Group A streptococcus (GAS) is a human-restricted pathogen that is responsible for over 600 million infections and 500,000 deaths each year, remaining a major worldwide health burden due to the lack of an effective vaccine. Vaccine development has been impeded by various factors including incomplete knowledge of host immunity and correlates of protection against naturally occurring GAS infections.
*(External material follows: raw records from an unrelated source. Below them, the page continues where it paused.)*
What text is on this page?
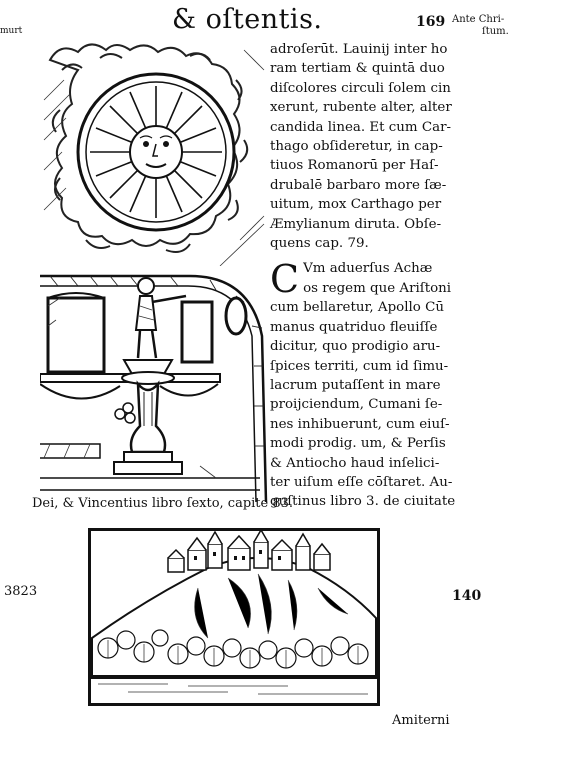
& oſtentis.	169 Ante Chri-
ſtum.
murt

adroſerūt. Lauinij inter ho

ram tertiam & quintā duo

diſcolores circuli ſolem cin

xerunt, rubente alter, alter

candida linea. Et cum Car-

thago obſideretur, in cap-

tiuos Romanorū per Haſ-

drubalē barbaro more ſæ-

uitum, mox Carthago per

Æmylianum diruta. Obſe-

quens cap. 79.

C Vm aduerſus Achæ

os regem que Ariſtoni

cum bellaretur, Apollo Cū

manus quatriduo fleuiſſe

dicitur, quo prodigio aru-

ſpices territi, cum id ſimu-

lacrum putaſſent in mare

proijciendum, Cumani ſe-

nes inhibuerunt, cum eiuſ-

modi prodig. um, & Perſis

& Antiocho haud inſelici-

ter uiſum eſſe cōſtaret. Au-

guſtinus libro 3. de ciuitate

Dei, & Vincentius libro ſexto, capite 83.
3823	140
Amiterni
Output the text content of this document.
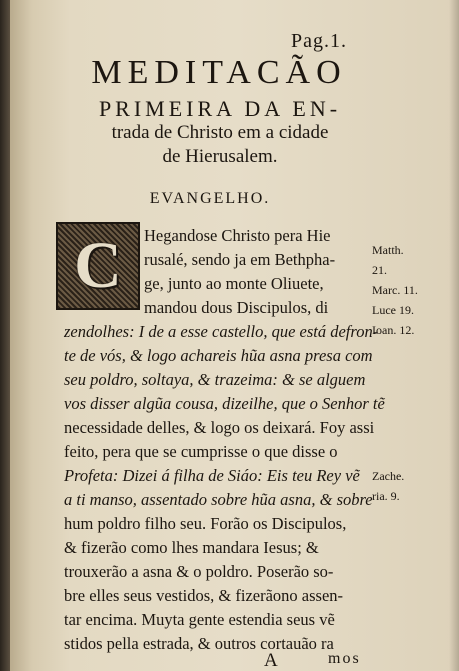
Pag.1.
MEDITACÃO
PRIMEIRA DA EN-
trada de Christo em a cidade
de Hierusalem.
EVANGELHO.
C Hegandose Christo pera Hie
rusalé, sendo ja em Bethpha-
ge, junto ao monte Oliuete,
mandou dous Discipulos, di
zendolhes: I de a esse castello, que está defron-
te de vós, & logo achareis hũa asna presa com
seu poldro, soltaya, & trazeima: & se alguem
vos disser algũa cousa, dizeilhe, que o Senhor tẽ
necessidade delles, & logo os deixará. Foy assi
feito, pera que se cumprisse o que disse o
Profeta: Dizei á filha de Siáo: Eis teu Rey vẽ
a ti manso, assentado sobre hũa asna, & sobre
hum poldro filho seu. Forão os Discipulos,
& fizerão como lhes mandara Iesus; &
trouxerão a asna & o poldro. Poserão so-
bre elles seus vestidos, & fizerãono assen-
tar encima. Muyta gente estendia seus vẽ
stidos pella estrada, & outros cortauão ra
Matth.
21.
Marc. 11.
Luce 19.
Ioan. 12.
Zache.
ria. 9.
A	mos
To decipher the immune response to GAS infection, we are utilizing controlled human infection models, primary tonsil organoids, and in-vitro infection assays of peripheral blood mononuclear cells (PBMC) and cord blood mononuclear cells (CBMC) stimulated with various clinically relevant strains of GAS. Through high-dimensional flow cytometry and multiplex cytokine analysis, we identified a proinflammatory cytokine signature following GAS stimulation that was driven by activation of the unconventional T cell subsets, MAIT and Vδ2+ γδ T cells.
This activation directly depended on monocyte and myeloid dendritic cell derived IL-12, IL-18, and TNFα, which was released prior to T cell activation. Notably, activated MAIT and Vδ2+ γδ T cells were the main drivers of the early proinflammatory T cell response, accounting for more than half of all IFNγ producing cells. We also detected this unconventional T cell signature in primary human tonsil samples suggesting that these cells represent a first line of defense against GAS infection. Intriguingly, the response of unconventional T cells from cord blood was significantly blunted compared to adult PBMC potentially explaining the increased susceptibility of infants and young children to GAS infection.
Overall, these results underline a pivotal role of human MAIT and Vδ2+ γδ T cells in the context of GAS infection and advocate for the use of these cells as targets in future human vaccine studies.